Un’altra donna condannata alle frustate per aver difeso il diritto, suo e delle altre, alla libertà e all’autodeterminazione. La storia dell’attivista iraniana Narges Mohammadi è simile, per molti versi, a quella di Nasrin Sotoudeh, di cui vi abbiamo raccontato.

Donne che lottano per rendere reali e alla portata di tutti molti di quei diritti che sono scontati, in gran parte del mondo occidentale, ma che ancora sono chimere in alcuni Paesi. Mohammadi, ad esempio, è una fervida sostenitrice della campagna contro la pena di morte e vicepresidente del centro per i difensori dei diritti umani in Iran.

La sua storia di attivismo va di pari passo con le ingiustizie subite dal sistema: un primo arresto nel maggio 2015, e una condanna a dieci anni di carcere per aver fondato “un gruppo illegale”, cinque per aver commesso “crimini contro la sicurezza nazionale” e un altro anno per aver diffuso “propaganda contro il sistema”. A pesare come prova sulla decisione del tribunale le interviste rilasciate da Mohammadi ai media internazionali e l’incontro, nel marzo del 2014, con l’Alta rappresentante dell’Unione europea per gli affari esteri e la politica di sicurezza.

Narges Mohammadi era già stata condannata nel 2012 a sei anni di carcere, ma a causa delle sue precarie condizioni di salute –  soffre di embolia polmonare e un disturbo neurologico che le provoca convulsioni e paralisi parziale temporanea – era stata presto rimessa in libertà; nel 2016, invece, è arrivata la nuova condanna, da parte della Corte d’Appello di Teheran, con le accuse di adesione al Centro dei difensori dei diritti umani, collusione contro la sicurezza nazionale e propaganda contro lo stato.

L’8 ottobre del 2020 Mohammadi ha lasciato la prigione di Zanjan, in uno stato di salute decisamente peggiorato, ma appena un anno dopo, il 16 novembre 2021, è stata arrestata di nuovo a Karaj, nella provincia dell’Alborz, mentre partecipava alla commemorazione di Ebrahim Ketabdar, ucciso dalle forze di sicurezza durante le proteste nazionali del novembre 2019, durante le quali lei stessa, assieme ad altre detenute della sezione femminile, tra cui Atena Daemi, Mojgan Keshavarz, Monireh Arabshahi, Saba Kordafshari, Samaneh Norouz Moradi, Soheila Hijab e Yasaman Aryani, hanno organizzato un sit-in di protesta. Condotta nel carcere di Evin, nella capitale, sta scontando la pena inflittale già nel maggio del 2021, proprio in virtù di quelle proteste del 2019: due anni e mezzo e la pena aggiuntiva di 80 frustate, per “propaganda contro il sistema”.

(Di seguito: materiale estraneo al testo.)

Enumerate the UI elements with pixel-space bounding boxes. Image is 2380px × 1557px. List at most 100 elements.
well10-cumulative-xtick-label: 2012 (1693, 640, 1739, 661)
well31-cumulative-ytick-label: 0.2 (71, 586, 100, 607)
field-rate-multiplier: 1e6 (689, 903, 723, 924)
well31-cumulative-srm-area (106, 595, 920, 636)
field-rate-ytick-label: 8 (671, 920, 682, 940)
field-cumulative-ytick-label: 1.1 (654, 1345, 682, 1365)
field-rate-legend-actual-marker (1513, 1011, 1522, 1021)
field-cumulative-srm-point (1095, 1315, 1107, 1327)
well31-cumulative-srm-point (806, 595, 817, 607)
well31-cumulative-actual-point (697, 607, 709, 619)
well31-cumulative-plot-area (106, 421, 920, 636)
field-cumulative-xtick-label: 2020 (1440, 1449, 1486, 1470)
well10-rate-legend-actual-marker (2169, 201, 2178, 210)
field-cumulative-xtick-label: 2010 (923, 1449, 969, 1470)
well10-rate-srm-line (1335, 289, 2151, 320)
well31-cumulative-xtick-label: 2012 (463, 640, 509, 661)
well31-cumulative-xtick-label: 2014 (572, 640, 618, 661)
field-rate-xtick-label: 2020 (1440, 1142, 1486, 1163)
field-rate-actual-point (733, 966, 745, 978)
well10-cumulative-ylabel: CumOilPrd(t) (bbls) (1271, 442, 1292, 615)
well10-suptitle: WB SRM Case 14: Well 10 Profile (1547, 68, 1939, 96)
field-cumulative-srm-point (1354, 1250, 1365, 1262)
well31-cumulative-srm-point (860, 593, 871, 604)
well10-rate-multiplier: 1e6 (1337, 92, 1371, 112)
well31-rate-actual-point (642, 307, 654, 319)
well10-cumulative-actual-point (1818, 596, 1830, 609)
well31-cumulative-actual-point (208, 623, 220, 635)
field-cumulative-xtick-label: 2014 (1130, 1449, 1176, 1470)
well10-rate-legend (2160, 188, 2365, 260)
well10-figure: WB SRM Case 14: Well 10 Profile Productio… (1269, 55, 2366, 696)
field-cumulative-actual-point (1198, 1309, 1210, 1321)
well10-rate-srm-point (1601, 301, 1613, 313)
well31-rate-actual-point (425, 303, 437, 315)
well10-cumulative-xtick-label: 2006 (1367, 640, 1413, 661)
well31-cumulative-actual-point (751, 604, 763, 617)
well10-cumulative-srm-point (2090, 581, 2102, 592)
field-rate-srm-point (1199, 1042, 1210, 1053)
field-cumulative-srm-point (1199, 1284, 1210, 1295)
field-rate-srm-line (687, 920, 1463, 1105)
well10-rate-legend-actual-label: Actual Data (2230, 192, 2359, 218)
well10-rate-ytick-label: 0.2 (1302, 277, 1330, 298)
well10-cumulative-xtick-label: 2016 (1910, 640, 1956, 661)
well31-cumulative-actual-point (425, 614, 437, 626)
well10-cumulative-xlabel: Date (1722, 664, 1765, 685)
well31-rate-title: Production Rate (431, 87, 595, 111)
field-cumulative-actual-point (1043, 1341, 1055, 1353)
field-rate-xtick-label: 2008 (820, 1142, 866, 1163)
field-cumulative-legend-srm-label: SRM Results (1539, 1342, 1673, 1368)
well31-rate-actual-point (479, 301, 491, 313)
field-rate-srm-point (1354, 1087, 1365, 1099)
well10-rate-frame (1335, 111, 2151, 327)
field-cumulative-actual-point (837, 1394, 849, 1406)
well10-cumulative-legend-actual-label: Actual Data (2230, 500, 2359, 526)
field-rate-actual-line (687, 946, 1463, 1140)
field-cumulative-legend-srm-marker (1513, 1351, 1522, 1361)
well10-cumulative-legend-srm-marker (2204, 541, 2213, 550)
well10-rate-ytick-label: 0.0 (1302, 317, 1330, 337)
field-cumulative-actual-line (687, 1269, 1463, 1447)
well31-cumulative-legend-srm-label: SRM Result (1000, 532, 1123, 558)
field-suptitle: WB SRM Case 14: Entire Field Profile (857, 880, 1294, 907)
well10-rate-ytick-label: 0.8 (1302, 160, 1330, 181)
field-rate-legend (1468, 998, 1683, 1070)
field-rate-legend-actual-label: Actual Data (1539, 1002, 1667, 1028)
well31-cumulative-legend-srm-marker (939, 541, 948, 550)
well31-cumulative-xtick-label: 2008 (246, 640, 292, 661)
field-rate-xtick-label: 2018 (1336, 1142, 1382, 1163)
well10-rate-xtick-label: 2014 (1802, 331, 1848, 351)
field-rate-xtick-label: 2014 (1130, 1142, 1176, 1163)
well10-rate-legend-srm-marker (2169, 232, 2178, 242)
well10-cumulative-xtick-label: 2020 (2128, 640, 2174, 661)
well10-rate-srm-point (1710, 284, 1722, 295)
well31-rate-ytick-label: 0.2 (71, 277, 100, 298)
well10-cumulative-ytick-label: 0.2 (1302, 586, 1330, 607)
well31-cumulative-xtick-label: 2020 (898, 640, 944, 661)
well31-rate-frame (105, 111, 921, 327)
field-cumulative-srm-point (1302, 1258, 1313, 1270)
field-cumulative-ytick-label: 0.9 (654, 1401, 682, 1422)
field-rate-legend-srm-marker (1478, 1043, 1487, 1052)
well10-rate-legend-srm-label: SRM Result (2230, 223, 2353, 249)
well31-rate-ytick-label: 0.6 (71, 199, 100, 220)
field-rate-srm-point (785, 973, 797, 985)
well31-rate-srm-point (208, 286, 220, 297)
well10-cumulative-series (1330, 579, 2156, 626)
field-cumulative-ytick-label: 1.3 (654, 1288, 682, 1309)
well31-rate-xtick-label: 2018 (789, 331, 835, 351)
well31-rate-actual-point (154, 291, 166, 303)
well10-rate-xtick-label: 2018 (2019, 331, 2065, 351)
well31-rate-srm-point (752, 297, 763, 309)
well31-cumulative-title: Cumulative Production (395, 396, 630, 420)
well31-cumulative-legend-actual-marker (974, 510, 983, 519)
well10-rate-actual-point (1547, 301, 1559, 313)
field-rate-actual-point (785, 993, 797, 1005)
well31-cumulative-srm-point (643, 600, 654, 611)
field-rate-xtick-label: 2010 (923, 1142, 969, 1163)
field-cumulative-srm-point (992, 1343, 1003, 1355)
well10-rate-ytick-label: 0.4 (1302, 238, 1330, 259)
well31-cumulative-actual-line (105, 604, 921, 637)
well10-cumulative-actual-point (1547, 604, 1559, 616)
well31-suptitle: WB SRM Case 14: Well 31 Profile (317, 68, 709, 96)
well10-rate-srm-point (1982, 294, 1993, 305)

La sua sola “colpa” è stata di aver chiesto l’abolizione della pena di morte, aver parlato di diritti umani con rappresentanti di istituzioni internazionali e di aver preso parte a manifestazioni pacifiche per i diritti delle donne.

Amnesty International si sta occupando del suo caso, e chiede a gran voce la liberazione dell’attivista, che ha esercitato esclusivamente il suo diritto alla libertà di espressione e di assemblea.